Los chavales del barrio tenían su particular deporte de riesgo, el descenso a tumba abierta por las pendientes callejeras a bordo de rudimentarios trineos de acera construidos con una caja de frutas, cuatro rodamientos a bolas y múltiples, rudimentarios e ingeniosos, mecanismos de dirección y frenada. Antes del skating y del snowboard aquellos arriesgados pioneros se lanzaban en posición horizontal sobre la tabla, con la cabeza por delante para aterrizar en la vaguada que forma la calle, el valle, del Pez. Un deporte felizmente extinguido y que hoy resultaría suicida.
Como Aníbal, Federico Martín Bahamontes, El Águila de Toledo, volaba sobre los Pirineos y los Alpes por encima del pelotón, con imperial y olímpica prestancia, hacía fácil lo más difícil y tenía sus dificultades con las facilidades del llano y las escaramuzas del sprint.

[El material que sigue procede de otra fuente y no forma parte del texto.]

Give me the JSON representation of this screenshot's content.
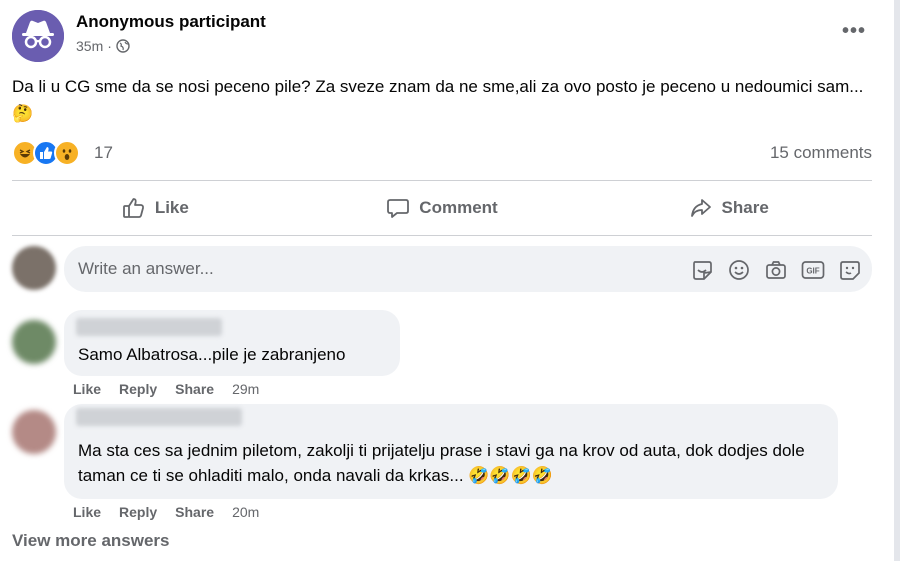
{
  "post": {
    "author": "Anonymous participant",
    "time": "35m",
    "separator": "·",
    "text": "Da li u CG sme da se nosi peceno pile? Za sveze znam da ne sme,ali za ovo posto je peceno u nedoumici sam...🤔",
    "more_label": "•••"
  },
  "reactions": {
    "icons": [
      "haha-icon",
      "like-icon",
      "wow-icon"
    ],
    "count": "17",
    "comments_count": "15 comments"
  },
  "actions": {
    "like": "Like",
    "comment": "Comment",
    "share": "Share"
  },
  "composer": {
    "placeholder": "Write an answer...",
    "tools": [
      "sticker-icon",
      "emoji-icon",
      "camera-icon",
      "gif-icon",
      "avatar-sticker-icon"
    ],
    "gif_label": "GIF"
  },
  "comments": [
    {
      "text": "Samo Albatrosa...pile je zabranjeno",
      "like": "Like",
      "reply": "Reply",
      "share": "Share",
      "time": "29m"
    },
    {
      "text": "Ma sta ces sa jednim piletom, zakolji ti prijatelju prase i stavi ga na krov od auta, dok dodjes dole taman ce ti se ohladiti malo, onda navali da krkas... 🤣🤣🤣🤣",
      "like": "Like",
      "reply": "Reply",
      "share": "Share",
      "time": "20m"
    }
  ],
  "view_more": "View more answers"
}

La raza bicibérica es así, los más reputados ciclistas autóctonos, que coronaron sin despeinarse ni romperse las cimas más hostiles y escarpadas, sucumbieron luego luchando contra sí mismos en las solitarias andaduras de la contrarreloj.
Bípedo irredento y sedentario, el que estas líneas suscribe aún mantiene intacta toda su admiración por el que le parece el más esforzado de los deportes y el único abocado a una frenética lucha de clases entre gregarios, que no pueden ganar una etapa sin el consentimiento del jefe, y estrellas que hicieron su aprendizaje en las mismas condiciones.
Admiración que no disminuye sino aumenta ante el acoso que esa sufrida y explotada raza de atletas sufre, en manos de sátrapas, burócratas y terapeutas que nunca se pelaron ni el alma ni el culo sobre el sillín.